Panama Papers, riciclaggio ed evasione
“Noi la vediamo così “, mutuando un vecchio pezzo dei Giganti che introduceva la loro versione di “summer time”… Si tratta sempre e comunque di evasione fiscale che ha raggiunto oggi livelli tanto complicati si che cercare di combatterla potrebbe scatenare la crisi totale del sistema finanziario mondiale.
Come può infatti accadere che gli Stati più potenti di questo mondo, che tra l’altro si arrogano persino il diritto di intervenire militarmente in ogni angolo del pianeta, non abbiano mai pensato di costringere paesi come Panama, le isole vergini britanniche, le Seychelles, o ancora i paesi degli atolli polinesiani a mettere fine alle loro attività di riciclaggio di denaro?
“Elementare il mio caro Watson,…” nessuno degli attuali decisori politici ne ha interesse… Forniture militari, organizzazioni di eventi sportivi, traffico di voti e di influenza sopranazionali, finanziamento di partiti politici, oltre che, evidentemente, l’arricchimento personale, tutto questo non potrebbe avvenire se non esistessero questi paradisi fiscali.
Sarebbe però riduttivo riportare tutto ad una semplice questione di corruzione, pur di dimensioni stratosferiche.
Ma pensiamoci: che avverrebbe della mondializzazione se non esistessero i paradisi fiscali?
Ci sono dunque due aspetti della vicenda: la corruzione che oggi polarizza l’attualità, ma soprattutto, e ci sembra l’aspetto peculiare, la mondializzazione.
Creare, tramite uno studio legale, una società in un paradiso fiscale non costituisce oggi alcun problema ed è alla portata di tutte le tasche… Due o tre mila euro, non più, e l’operazione viene finalizzata in pochi giorni senza neanche la necessità di recarsi in loco. Se vogliamo la difficoltà consiste piuttosto nell’apertura del conto bancario di questa società – che si fa preferibilmente presso una banca ritenuta insospettabile che opera su una importante piazza finanziaria come Hong Kong, Singapore, o Lussemburgo – in quanto la banca prescelta potrebbe richiedere tutte le informazioni che ritiene opportune, con la possibilità pure di rifiutare l’apertura del nuovo conto.
Finora però le banche si sono dimostrate abbastanza comprensive, ed a ragione.. Nel 2012 ile somme complessive gestite dalle banche dalle loro piattaforme “off shore”, (lontano dalla spiaggia, come ha tradotto ieri sera il nuovo conduttore del TG 4) 21 .000 miliardi di dollari, l’equivalente del Pil di Usa e Giappone messi insieme, come dire che si tratta di una fonte supplementare di reddito ed anche una delle più rilevanti.
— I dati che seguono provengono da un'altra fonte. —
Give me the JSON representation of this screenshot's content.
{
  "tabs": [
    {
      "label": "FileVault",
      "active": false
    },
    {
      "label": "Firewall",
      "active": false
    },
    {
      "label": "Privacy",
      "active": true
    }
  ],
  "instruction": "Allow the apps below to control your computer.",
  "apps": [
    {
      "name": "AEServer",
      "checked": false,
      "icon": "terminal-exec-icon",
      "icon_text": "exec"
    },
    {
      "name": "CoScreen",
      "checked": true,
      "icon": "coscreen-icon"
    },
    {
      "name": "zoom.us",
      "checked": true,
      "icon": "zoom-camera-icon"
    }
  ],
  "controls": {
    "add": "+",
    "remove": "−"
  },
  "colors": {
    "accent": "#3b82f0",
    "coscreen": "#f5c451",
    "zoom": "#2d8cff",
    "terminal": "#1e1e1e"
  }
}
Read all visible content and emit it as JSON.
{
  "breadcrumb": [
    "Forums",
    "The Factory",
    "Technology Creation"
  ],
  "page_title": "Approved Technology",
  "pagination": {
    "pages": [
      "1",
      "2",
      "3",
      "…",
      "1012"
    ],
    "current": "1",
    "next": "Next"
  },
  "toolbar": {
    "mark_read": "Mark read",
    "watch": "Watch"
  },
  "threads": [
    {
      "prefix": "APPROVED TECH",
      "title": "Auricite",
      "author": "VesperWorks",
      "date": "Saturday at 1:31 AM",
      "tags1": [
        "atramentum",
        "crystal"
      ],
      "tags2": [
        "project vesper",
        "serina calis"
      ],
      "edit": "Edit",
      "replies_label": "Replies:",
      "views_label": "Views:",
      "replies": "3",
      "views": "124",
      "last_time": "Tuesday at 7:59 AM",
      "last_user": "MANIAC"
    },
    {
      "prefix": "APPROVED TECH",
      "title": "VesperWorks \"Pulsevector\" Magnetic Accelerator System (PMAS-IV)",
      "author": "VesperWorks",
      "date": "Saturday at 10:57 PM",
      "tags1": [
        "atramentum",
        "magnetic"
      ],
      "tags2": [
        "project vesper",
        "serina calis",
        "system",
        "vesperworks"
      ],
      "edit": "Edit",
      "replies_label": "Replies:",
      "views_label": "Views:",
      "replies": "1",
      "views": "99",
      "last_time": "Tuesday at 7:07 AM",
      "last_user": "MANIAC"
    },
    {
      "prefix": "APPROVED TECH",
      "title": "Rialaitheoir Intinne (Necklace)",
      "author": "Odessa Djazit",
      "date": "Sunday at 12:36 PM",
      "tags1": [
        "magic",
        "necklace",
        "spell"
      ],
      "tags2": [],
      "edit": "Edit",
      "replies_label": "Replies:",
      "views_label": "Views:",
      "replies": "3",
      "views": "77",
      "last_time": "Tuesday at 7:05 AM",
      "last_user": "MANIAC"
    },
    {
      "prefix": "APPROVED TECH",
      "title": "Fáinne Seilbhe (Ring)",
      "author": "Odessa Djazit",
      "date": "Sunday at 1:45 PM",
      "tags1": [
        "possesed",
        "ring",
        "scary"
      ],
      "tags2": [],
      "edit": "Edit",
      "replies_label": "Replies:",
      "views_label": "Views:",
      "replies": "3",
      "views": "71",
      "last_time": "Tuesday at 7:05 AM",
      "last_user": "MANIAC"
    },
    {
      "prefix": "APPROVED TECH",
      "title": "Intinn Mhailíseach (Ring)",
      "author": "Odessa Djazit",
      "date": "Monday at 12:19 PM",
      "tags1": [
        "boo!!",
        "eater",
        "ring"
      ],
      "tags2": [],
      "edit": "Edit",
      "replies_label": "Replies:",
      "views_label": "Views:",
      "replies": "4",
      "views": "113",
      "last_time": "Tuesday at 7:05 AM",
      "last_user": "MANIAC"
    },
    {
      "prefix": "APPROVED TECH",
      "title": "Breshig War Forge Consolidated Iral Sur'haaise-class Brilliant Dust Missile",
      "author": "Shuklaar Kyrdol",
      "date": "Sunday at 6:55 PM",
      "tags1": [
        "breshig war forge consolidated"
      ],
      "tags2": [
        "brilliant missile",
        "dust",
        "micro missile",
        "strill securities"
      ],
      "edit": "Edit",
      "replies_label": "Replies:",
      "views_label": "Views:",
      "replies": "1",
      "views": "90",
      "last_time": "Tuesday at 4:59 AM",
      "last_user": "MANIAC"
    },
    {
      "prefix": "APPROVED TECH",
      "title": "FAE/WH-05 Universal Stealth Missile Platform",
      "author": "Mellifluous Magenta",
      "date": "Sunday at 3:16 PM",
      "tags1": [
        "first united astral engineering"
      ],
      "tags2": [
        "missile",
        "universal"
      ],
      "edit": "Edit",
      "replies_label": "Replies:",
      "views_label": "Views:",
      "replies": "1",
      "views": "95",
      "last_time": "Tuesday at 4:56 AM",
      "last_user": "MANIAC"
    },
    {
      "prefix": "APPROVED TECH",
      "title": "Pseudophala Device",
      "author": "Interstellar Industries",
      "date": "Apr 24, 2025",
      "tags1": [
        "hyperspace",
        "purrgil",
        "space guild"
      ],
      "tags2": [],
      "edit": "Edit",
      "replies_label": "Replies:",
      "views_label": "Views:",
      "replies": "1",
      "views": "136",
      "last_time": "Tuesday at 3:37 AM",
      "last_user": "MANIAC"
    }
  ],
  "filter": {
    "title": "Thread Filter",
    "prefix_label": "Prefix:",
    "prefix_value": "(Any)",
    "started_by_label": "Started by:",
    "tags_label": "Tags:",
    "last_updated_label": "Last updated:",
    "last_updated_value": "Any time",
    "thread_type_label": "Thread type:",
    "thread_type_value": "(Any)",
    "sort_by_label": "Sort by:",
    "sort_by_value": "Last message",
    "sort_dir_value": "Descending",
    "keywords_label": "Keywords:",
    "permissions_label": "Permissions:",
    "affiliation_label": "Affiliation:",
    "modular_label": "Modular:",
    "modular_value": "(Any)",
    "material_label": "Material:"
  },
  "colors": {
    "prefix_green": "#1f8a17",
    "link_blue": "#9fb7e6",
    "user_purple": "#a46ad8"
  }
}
L’incredibile di tutta la vicenda resta il fatto che le sopracitate liquidità, in massima parte servono ad evadono le tasse e vengono investite nel finanziamento del debito pubblico. Perciò chi ritiene che la pubblicazione delle panama papers possano servire a fare luce sulla piaga dell’evasione fiscale, si fa solo una pia illusione.
Innanzitutto perché lo studio panamense Mossack Fonseca, oggi incriminato,non è che una molecola in mezzo a centinaia di altre monadi e, cosa più importante, rappresenta paradossalmente l’intoccabilità di un sistema costituito come una montagna di carte da gioco che, togliendone una, si rischia di far precipitare il castelletto di carte, in verità la montagna intera del sistema finanziario mondiale.
E noi che credevamo di essere al di sopra delle righe quando andavamo in Svizzera a fare il pieno, guadagnandoci (una volta però) pure una barra di cioccolato… Non priviamoci però dell’illusione di veder cadere qualche testa, di poter affidare al ludibrio miti consolidati e non illudiamoci che questo servirà a cambiare la percezione che l’elettore ha della vita politica … Purtroppo non sarà affatto così.